Nous sommes sur la Costa Azul, la Côte Bleue, qui s’étend sur 180 km au sud de Lisbonne. A l’embouchure du Rio Sado vivent librement 25 grands dauphins de race rorqual auxquels nous rendons visite.
Vertigem Azul, vertige bleu en français, est une entreprise d’observation des dauphins dans leur habitat naturel : la baie de Setúbal. Pedro Narra et Marie-Joao, de formation scientifique, l’ont créée en 1998 car « ils n’avaient pas envie de travailler 8 heures par jour dans un bureau « … Plutôt sur un bateau !
Les promenades, qui durent 3 heures, avaient lieu sur un petit bateau semi-rigide. En 2007, un superbe catamaran a pris le relais. Et puis un autre encore, depuis…
« Il permet de multiplier les points de vue à la rencontre des dauphins, explique Maria-Joao. « on peut ainsi les voir passer sous les filets entre les 2 quilles du catamaran. »

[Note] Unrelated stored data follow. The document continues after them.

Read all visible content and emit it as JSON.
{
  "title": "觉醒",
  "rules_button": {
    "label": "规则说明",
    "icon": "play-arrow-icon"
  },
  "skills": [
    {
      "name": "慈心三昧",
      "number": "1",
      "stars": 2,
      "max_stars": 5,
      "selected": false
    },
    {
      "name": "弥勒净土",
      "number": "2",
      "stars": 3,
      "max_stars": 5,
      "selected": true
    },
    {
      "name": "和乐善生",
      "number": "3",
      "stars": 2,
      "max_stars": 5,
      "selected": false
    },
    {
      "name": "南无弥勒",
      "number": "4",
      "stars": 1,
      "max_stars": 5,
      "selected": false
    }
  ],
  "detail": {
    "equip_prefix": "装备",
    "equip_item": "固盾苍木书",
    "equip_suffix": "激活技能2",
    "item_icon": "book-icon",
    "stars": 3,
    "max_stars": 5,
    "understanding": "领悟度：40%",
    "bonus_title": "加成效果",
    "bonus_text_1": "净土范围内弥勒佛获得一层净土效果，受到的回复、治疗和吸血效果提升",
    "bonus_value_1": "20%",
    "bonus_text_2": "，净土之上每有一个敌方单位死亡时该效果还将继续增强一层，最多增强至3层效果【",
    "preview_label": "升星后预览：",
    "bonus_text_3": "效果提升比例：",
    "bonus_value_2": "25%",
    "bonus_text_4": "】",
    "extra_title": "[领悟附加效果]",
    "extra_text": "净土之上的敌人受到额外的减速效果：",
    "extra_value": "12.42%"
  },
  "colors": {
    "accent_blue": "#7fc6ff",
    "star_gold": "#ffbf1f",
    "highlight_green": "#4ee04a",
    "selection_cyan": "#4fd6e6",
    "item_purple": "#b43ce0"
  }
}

A la rencontre des dauphins
On part au moteur du port de pêche sur une mer d’huile. Il ne faut pas parler à Pedro, qui est aux commandes, jusqu’à ce qu’il trouve des dauphins. Il ne vous répond même pas ! Jumelles aux yeux, il cherche en effet pendant environ une demi-heure. Parfois, on en voit rapidement, puisqu’ils sont résidents, qu’ils habitent sur place. Parfois, il faudra une heure ou deux pour en apercevoir. Nous sommes déjà bien engagés dans l’estuaire vers le début du fleuve
Tout d’un coup, le catamaran tourne, et Pedro s’exclame « Ils sont là, à gauche ! ». Et en effet, 4 dauphins sont devant nous, à 50 mètres. Noirs, massifs, ils pèsent 450 kilos. Et sautent hors de l’eau, légers comme des plumes ! Puis replongent aussitôt. Passent d’un côté à l’autre du vaisseau. Tout le monde (une quarantaine de passagers, dont 12 enfants) court pour suivre leur mouvement. Difficile de photographier autre chose que leur nageoire dorsale car ils sont rapides comme l’éclair. Pourtant, ils montrent aussi le bout de leur mâchoire et leurs yeux aussi attendrissants que ceux de bébés. Ils aiment jouer autour du bateau. Pourtant, « il ne faut pas les approcher de trop près : même s’ils semblent familiers, presque amicaux, ils sont bel et bien sauvages. Pas la peine de chercher à leur donner du poisson à manger, ils n’en veulent pas, et heureusement ! »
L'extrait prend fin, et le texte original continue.